American Literature Walter Van Tilburg Clark
by
Jeffrey Chisum
  • LAST REVIEWED: 18 January 2022
  • LAST MODIFIED: 29 May 2019
  • DOI: 10.1093/obo/9780199827251-0196

Introduction

Walter Van Tilburg Clark (b. 1909–d. 1971) was born in Maine, but spent his formative years growing up in Reno, Nevada, where his father served as president of the University of Nevada. Clark’s body of work (notably The Ox-Bow Incident) established him as one of the preeminent writers of the American West during the middle of the 20th century (he was friends with Wallace Stegner, the “Dean of Western Writers”), and in 1988, he was one of the first writers inducted into the Nevada Writers Hall of Fame. Clark’s fiction blends elements of the genre western with a careful eye for the local landscape and a spiritual ambivalence toward nature. The Ox-Box Incident (1940), about a lynch mob that erroneously executes a trio of innocent men, is his best-known work (it was made into an Academy Award–nominated film in 1943), though it’s perhaps the least characteristic of his artistic concerns. Clark’s second novel, The City of Trembling Leaves (1945), is a Künstlerroman that details the growth and maturation of a young, budding composer named Tim Hazard. The novel is a powerfully evocative depiction of early-20th-century Reno, and the scene-setting, characterizations, and development of central themes are all expressive of Clark’s prowess as a fiction writer. His final two creative works—The Track of the Cat (1949) and The Watchful Gods and Other Stories (1950)—are arguably his best. The Track of the Cat is a tense, tightly wound novel about a marauding mountain lion which has been preying on the cattle of the isolated Bridger family, and which begins to prey upon the humans as well. The Watchful Gods, meanwhile, shows Clark’s range as a storyteller, with the title story being perhaps the purest and most focused narrative expression of his main thematic concerns (especially the spiritual connection between humans and the natural environment). Clark did not publish any fiction after The Watchful Gods. This dry spell, from one of the most promising writers of the American West, remains one of the great enigmas of Clark’s career. The secondary literature on Clark ranges from scholarly analysis to exploration of the narrative themes in his work to biographical and archival work. Generally speaking, Clark’s fiction is interpreted through the lens of western American literary criticism and history, with many scholars treating it as both an exemplar of and deviation from western generic conventions.

General Overviews

The most influential of the book-length studies of Clark is Westbrook 1969. Lee 1973 is interesting for a variety of reasons, notably for its take on some of Clark’s early poetic efforts. Finally, Laird 1983 is an excellent essay collection that interprets Clark from multiple angles.
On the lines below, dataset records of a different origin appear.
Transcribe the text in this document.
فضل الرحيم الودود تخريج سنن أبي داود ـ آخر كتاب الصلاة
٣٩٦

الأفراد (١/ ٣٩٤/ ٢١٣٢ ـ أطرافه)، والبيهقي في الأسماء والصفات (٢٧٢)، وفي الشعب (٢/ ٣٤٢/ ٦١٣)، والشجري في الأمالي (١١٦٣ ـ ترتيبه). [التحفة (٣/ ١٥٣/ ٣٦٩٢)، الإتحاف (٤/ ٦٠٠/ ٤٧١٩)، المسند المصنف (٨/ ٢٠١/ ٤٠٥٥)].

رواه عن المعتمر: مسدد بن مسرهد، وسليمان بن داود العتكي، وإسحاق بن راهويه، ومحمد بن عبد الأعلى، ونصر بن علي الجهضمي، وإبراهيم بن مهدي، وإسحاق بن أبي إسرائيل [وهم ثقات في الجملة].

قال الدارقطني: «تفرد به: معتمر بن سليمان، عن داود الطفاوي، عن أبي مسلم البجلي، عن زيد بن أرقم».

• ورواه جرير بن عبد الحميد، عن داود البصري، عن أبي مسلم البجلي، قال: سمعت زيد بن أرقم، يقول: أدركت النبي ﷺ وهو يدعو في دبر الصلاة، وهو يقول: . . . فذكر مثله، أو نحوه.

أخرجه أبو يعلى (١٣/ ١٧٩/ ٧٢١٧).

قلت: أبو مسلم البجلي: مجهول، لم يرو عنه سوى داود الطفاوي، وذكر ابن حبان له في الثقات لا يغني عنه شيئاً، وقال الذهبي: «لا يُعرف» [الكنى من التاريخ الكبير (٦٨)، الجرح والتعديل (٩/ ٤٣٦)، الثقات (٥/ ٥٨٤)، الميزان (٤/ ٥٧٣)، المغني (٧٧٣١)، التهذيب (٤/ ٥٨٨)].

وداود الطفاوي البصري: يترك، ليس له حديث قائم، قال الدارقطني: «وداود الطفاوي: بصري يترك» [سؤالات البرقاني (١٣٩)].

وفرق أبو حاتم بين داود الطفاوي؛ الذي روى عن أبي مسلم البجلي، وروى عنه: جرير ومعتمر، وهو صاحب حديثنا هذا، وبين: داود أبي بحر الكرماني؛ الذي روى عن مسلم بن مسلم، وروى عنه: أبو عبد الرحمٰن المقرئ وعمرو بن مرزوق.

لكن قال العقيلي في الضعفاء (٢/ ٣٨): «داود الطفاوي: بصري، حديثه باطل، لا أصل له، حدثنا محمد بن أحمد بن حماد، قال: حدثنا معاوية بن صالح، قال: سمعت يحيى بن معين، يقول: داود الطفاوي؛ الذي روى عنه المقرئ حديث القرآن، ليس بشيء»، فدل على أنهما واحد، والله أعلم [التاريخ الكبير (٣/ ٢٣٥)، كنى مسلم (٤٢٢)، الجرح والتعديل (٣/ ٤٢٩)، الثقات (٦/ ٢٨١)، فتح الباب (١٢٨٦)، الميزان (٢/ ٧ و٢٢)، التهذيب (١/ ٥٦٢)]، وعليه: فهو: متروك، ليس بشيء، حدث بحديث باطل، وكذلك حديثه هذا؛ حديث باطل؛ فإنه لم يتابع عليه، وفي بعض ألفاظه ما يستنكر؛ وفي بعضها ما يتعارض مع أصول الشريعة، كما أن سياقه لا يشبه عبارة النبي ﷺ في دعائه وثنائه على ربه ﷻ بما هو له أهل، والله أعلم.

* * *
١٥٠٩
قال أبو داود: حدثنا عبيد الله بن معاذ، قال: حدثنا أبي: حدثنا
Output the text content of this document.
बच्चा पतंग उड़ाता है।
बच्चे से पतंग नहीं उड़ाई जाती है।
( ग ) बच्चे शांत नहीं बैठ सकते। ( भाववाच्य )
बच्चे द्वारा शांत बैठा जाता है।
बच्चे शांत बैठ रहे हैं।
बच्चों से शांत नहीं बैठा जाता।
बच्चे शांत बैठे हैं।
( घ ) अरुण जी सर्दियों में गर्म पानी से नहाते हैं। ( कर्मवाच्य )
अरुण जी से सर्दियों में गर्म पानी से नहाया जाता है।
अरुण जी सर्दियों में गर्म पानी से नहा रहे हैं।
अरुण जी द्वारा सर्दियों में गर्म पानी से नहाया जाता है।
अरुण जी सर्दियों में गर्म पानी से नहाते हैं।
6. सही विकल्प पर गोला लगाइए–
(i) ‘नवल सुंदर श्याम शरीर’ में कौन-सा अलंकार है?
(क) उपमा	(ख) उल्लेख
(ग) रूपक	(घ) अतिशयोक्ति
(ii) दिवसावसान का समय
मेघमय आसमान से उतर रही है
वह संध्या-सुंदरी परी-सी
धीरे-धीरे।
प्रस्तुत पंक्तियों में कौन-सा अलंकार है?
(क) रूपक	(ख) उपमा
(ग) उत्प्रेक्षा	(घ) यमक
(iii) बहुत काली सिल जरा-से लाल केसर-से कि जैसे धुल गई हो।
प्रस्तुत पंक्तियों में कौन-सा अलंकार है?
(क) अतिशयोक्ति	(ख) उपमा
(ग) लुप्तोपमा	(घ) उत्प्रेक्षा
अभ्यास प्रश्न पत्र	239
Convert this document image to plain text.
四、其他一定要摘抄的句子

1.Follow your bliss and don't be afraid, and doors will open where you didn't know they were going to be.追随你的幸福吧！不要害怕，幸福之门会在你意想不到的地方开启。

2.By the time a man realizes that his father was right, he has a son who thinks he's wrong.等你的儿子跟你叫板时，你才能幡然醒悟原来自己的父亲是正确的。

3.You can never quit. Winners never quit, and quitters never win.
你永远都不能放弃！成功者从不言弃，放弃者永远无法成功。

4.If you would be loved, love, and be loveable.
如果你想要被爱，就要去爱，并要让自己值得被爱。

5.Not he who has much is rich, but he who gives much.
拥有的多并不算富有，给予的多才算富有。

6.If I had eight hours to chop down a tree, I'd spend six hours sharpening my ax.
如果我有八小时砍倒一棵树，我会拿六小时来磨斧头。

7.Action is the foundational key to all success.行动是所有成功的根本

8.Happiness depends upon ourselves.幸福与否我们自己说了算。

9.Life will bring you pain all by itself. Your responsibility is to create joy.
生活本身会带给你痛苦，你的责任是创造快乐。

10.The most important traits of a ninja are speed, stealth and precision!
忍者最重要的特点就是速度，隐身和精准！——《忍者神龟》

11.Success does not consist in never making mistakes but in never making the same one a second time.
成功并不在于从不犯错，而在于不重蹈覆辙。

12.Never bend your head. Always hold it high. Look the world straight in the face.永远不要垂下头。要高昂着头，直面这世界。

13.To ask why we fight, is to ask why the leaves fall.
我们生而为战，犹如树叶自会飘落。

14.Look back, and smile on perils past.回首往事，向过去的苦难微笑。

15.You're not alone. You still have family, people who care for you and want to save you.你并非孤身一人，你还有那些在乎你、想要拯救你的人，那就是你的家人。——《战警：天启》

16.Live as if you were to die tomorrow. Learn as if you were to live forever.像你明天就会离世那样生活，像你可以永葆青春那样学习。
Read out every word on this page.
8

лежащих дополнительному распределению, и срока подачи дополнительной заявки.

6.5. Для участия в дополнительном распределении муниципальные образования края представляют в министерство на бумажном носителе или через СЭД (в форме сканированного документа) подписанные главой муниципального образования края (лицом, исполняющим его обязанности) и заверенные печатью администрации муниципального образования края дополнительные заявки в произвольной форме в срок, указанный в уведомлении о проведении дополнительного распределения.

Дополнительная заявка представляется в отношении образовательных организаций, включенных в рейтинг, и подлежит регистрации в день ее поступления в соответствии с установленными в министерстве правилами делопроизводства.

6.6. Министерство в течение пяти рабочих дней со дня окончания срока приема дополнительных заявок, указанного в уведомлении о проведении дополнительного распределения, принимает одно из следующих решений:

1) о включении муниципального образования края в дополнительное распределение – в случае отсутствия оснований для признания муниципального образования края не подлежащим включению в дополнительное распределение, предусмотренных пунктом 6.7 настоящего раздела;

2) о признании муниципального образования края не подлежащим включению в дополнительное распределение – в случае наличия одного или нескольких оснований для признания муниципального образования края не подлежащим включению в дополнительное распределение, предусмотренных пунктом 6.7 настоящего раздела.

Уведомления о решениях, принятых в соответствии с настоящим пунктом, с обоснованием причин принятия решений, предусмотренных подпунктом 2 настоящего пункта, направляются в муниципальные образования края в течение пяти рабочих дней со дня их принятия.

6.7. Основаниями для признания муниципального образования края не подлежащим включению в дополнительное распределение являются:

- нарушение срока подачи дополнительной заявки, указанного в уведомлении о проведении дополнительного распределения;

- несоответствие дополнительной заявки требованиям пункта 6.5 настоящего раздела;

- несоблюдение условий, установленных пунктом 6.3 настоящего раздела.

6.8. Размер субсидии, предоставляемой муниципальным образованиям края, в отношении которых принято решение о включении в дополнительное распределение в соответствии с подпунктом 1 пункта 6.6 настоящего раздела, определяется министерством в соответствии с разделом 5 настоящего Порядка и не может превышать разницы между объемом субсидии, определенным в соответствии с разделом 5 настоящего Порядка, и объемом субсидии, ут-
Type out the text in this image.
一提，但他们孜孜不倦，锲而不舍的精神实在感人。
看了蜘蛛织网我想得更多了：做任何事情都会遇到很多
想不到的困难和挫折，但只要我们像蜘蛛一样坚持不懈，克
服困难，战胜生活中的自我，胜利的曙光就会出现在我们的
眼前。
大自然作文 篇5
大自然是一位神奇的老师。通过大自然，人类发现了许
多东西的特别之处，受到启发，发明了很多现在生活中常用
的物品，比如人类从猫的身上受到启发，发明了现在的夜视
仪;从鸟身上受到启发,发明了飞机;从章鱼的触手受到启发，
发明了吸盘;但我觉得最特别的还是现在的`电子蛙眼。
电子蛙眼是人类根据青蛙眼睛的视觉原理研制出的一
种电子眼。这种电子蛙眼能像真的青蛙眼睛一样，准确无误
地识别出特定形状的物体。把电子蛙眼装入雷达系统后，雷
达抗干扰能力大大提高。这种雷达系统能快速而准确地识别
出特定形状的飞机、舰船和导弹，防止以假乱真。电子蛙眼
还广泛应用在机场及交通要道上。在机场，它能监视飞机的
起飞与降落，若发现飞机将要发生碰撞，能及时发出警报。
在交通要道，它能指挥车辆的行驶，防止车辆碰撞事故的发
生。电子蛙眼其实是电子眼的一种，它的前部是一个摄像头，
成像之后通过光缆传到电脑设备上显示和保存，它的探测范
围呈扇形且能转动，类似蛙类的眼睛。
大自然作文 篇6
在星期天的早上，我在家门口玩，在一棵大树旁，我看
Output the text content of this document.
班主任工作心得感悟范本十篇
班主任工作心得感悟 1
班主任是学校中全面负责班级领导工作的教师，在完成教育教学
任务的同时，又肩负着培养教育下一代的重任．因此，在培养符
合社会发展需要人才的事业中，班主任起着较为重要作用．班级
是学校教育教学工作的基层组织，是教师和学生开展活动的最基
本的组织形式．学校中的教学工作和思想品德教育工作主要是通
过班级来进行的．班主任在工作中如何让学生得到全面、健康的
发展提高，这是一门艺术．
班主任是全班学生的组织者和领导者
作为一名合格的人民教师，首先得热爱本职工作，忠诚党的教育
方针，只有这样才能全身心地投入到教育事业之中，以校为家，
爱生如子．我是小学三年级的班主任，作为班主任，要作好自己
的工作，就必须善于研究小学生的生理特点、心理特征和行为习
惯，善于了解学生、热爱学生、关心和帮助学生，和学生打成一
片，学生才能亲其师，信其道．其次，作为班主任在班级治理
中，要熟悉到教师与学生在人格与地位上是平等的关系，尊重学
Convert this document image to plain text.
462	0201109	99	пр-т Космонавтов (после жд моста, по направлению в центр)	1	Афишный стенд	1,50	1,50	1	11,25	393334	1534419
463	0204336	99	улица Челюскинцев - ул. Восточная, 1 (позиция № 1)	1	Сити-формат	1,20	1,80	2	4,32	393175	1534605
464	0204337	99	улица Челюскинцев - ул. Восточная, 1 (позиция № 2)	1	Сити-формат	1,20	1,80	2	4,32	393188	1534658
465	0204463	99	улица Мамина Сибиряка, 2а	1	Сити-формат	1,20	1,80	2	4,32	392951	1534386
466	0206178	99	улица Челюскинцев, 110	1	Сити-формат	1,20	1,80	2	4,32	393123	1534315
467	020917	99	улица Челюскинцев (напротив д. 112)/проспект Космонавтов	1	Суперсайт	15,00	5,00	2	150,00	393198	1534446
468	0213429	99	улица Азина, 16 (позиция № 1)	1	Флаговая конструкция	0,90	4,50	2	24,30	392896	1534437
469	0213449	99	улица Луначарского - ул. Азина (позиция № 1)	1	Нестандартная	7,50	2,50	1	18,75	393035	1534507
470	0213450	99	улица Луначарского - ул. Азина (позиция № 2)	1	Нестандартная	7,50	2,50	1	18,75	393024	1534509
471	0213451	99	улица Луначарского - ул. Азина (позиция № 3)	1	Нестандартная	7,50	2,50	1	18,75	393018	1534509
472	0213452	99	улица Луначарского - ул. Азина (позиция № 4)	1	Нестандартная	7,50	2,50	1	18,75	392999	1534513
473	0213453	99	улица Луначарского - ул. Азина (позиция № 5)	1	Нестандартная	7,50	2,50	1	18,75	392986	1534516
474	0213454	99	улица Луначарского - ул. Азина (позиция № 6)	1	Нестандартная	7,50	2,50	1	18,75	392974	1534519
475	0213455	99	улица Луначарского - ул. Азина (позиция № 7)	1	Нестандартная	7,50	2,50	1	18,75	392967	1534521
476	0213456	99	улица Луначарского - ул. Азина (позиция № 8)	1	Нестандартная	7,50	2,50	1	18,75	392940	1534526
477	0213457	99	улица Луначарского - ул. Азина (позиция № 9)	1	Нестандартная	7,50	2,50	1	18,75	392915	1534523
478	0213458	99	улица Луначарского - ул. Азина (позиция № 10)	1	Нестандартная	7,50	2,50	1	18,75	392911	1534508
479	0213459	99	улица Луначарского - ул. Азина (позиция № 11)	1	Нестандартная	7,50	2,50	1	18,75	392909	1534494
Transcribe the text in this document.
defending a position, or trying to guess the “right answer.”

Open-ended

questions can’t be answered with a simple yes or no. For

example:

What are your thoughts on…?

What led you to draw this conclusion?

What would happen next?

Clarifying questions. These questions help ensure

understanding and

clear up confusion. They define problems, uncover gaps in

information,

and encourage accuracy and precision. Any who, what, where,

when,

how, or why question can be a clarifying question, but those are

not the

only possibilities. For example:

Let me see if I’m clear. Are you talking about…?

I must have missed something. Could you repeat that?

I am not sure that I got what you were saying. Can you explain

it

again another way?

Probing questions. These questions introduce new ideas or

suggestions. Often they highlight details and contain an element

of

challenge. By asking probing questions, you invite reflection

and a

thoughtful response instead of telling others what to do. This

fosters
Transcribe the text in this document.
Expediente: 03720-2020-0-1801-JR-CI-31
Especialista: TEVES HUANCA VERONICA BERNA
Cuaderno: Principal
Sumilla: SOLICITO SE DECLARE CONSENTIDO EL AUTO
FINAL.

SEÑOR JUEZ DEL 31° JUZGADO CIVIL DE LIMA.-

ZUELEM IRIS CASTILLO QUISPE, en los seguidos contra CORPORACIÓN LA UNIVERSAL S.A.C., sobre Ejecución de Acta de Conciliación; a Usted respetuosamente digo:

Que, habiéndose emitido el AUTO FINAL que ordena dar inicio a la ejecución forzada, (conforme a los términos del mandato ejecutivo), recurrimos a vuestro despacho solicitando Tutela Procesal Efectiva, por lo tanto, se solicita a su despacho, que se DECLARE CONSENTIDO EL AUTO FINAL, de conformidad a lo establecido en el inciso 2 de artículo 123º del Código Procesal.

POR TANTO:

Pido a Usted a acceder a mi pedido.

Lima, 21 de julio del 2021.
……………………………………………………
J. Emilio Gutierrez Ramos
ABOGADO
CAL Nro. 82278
  • Laird, Charlton, ed. Walter Van Tilburg Clark: Critiques. Reno: University of Nevada Press, 1983.

    The essays in this superb collection include biographical sketches, material drawn from interviews, analyses of all the major works, snippets from interviews and Clark’s letters and notes, and surveys of Clark’s stature as a literary artist.

  • Lee, L. L. Walter Van Tilburg Clark. Boise State College Western Writers Series 8. Boise, ID: Boise State College, 1973.

    Lee’s slender volume provides a useful biographical overview of Clark’s life and works, including some analysis of Clark’s obscure early poetry. Careful and insightful readings of the three novels flesh out the bulk of the text.

  • Westbrook, Max. Walter Van Tilburg Clark. New York: Twayne, 1969.

    Book-length, Jungian study of Clark’s major works that remains the best and most influential of the critical approaches to Clark. Particularly valuable in terms of the way it analyzes the mystical and spiritual dimensions of Clark’s writings.